Scanner scanner = new Scanner(System.in);
int n1 = 0, n2 = 0;
boolean bError = true;
while (bError) {
if (scanner.hasNextInt())
n1 = scanner.nextInt();
else {
scanner.next();
continue;
}
if (scanner.hasNextInt())
n2 = scanner.nextInt();
else {
scanner.next();
continue;
}
bError = false;
}
System.out.println(n1);
System.out.println(n2);
Javadoc of Scanner
When a scanner throws an InputMismatchException, the scanner will not pass the token that caused the exception, so that it may be retrieved or skipped via some other method.
YOu can also try the following
do {
try {
System.out.println("Enter first num: ");
n1 = Integer.parseInt(input.next());
System.out.println("Enter second num: ");
n2 = Integer.parseInt(input.next());
nQuotient = n1/n2;
bError = false;
}
catch (Exception e) {
System.out.println("Error!");
input.reset();
}
} while (bError);
another option is to define Scanner input = new Scanner(System.in); inside the try block, this will create a new object each time you need to re-enter the values.
To follow debobroto das's answer you can also put after
input.reset();
input.next();
I had the same problem and when I tried this.

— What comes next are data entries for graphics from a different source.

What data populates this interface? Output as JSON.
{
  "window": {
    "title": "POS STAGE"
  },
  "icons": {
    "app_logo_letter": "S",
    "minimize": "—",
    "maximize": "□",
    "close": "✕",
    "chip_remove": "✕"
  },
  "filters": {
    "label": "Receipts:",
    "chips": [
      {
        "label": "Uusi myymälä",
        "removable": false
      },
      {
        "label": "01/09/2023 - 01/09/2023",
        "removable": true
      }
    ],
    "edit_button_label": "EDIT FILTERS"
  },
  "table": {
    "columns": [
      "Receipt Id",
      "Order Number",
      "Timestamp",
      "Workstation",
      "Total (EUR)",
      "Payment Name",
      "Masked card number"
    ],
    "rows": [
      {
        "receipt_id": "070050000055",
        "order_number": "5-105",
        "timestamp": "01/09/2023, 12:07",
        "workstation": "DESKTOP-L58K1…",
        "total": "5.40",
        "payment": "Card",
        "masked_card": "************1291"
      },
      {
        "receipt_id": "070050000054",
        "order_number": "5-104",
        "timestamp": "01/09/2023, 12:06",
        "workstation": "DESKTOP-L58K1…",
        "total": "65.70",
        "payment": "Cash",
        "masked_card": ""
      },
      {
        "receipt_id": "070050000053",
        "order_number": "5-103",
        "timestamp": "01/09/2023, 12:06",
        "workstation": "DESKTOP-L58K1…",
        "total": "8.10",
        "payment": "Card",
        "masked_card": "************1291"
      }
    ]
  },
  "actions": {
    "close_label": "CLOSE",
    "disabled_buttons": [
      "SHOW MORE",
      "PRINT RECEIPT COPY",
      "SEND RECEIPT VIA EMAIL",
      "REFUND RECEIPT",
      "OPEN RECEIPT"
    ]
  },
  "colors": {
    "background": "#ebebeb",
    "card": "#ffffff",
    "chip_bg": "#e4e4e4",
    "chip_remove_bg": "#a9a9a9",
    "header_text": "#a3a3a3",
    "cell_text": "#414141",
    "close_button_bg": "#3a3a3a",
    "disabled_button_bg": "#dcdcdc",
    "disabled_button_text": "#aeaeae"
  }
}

It completely fixed it.
As the bError = false statement is never reached in the try block, and the statement is struck to the input taken, it keeps printing the error in infinite loop.
Try using it this way by using hasNextInt()
catch (Exception e) {
System.out.println("Error!");
input.hasNextInt();
}
Or try using nextLine() coupled with Integer.parseInt() for taking input....
Scanner scan = new Scanner(System.in);
int num1 = Integer.parseInt(scan.nextLine());
int num2 = Integer.parseInt(scan.nextLine());
To complement the AmitD answer:
Just copy/pasted your program and had this output:
Error!
Enter first num:
.... infinite times ....
As you can see, the instruction:
n1 = input.nextInt();
Is continuously throwing the Exception when your double number is entered, and that's because your stream is not cleared. To fix it, follow the AmitD answer.
#Limp, your answer is right, just use .nextLine() while reading the input. Sample code:
do {
try {
System.out.println("Enter first num: ");
n1 = Integer.parseInt(input.nextLine());
System.out.println("Enter second num: ");
n2 = Integer.parseInt(input.nextLine());
nQuotient = n1 / n2;
bError = false;
} catch (Exception e) {
System.out.println("Error!");
}
} while (bError);
System.out.printf("%d/%d = %d", n1, n2, nQuotient);
Read the description of why this problem was caused in the link below. Look for the answer I posted for the detail in this thread.
Java Homework user input issue
Ok, I will briefly describe it. When you read input using nextInt(), you just read the number part but the ENDLINE character was still on the stream. That was the main cause. Now look at the code above, all I did is read the whole line and parse it , it still throws the exception and work the way you were expecting it to work. Rest of your code works fine.